When two or more vehicles are involved in a collision, determining fault can be challenging. Fortunately, liability often becomes clear after reviewing evidence from the scene.
When your car sustains damage—or you sustain injuries—because of poor road conditions, though, determining and proving fault becomes inherently more complicated. Everything from potholes to eroding shoulders can cause devastating crashes, but when only one vehicle is involved in the scenario, who is to blame?
According to CNBC, experts estimate that bad roads cost motorists $109 billion annually. When your car breaks an axle, batters a shock absorber, or blows a tire on a pothole, it is worth identifying the liable party so you can recover compensation for the repairs.
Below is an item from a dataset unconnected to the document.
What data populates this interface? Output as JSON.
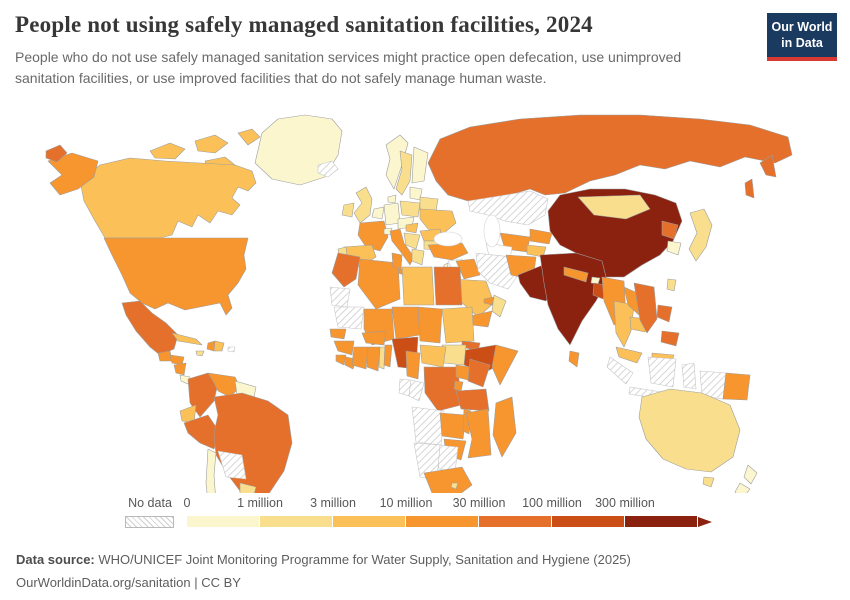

In most cases, a government entity is to blame. At the end of the day, those who are responsible for maintaining the roads should also be responsible for covering any costs that arise when they fail to do so.
Unfortunately for motorists, though, municipalities are unlikely to provide compensation for damage resulting from bad roads. TIME reports that although drivers have the right to file claims against their local government, they rarely receive a payout—and when they do, it is rarely enough to cover all the costs they incurred.
Luckily, there is another avenue for seeking compensation to cover repairs following vehicle damage. If your car needs work after driving on a bad road, you may be able to file a claim with your own car insurance provider. As long as your policy includes collision coverage and the claim is legitimate, your insurance company should accept it.
Unlike liability coverage, which is mandatory in most states, collision coverage is optional. This kind of insurance covers the cost of repairing or replacing your vehicle following an impact of almost any kind.
For example, collision coverage will kick in after a standard car accident, but it can also apply when you hit a tree or drive over a massive pothole that destroys the undercarriage. If your vehicle sustains damage from bad road conditions, the insurance adjuster can guide you through the claims process.
How Can You Avoid Damage from Bad Road Conditions?
Most people probably think of massive potholes when they hear the term “bad roads,” but there are all kinds of dangerous conditions that can result in a wreck, including:
- Shoulder drop-offs;
- Oil slick;
- Construction congestion;
- Visual obstructions;
- Fallen trees or utility poles;
- Ice patches; and
- Malfunctioning traffic signals.
The single most effective way to avoid any of the above hazards is reducing your speed. The slower you are traveling, the more time you have to respond should you come across a downed power line or congested work zone. Additionally, hitting a pothole at a lower speed will cause considerably less damage than hitting it while traveling much faster.
Maintaining your vehicle can also help you avoid potential collisions and minimize the damage caused by bad road conditions. For example, monitoring the depth of your treads and replacing the tires when they become bald will improve the car’s traction, even when traveling over ice or oil. Likewise, inflating the tires to their optimum capacity will reduce the extent of any pothole damage should you end up driving over one.
Motorists should make it a point to remain aware of their surroundings at all times, as well. Eliminate distractions like smartphones and navigation systems so you can simply focus on the road in front of you.
This will allow you to identify any hazards early enough that you have time to avoid them. It will also ensure you can make an evasive maneuver, like avoiding a pothole, by swerving onto the shoulder or into the other lane without hesitation.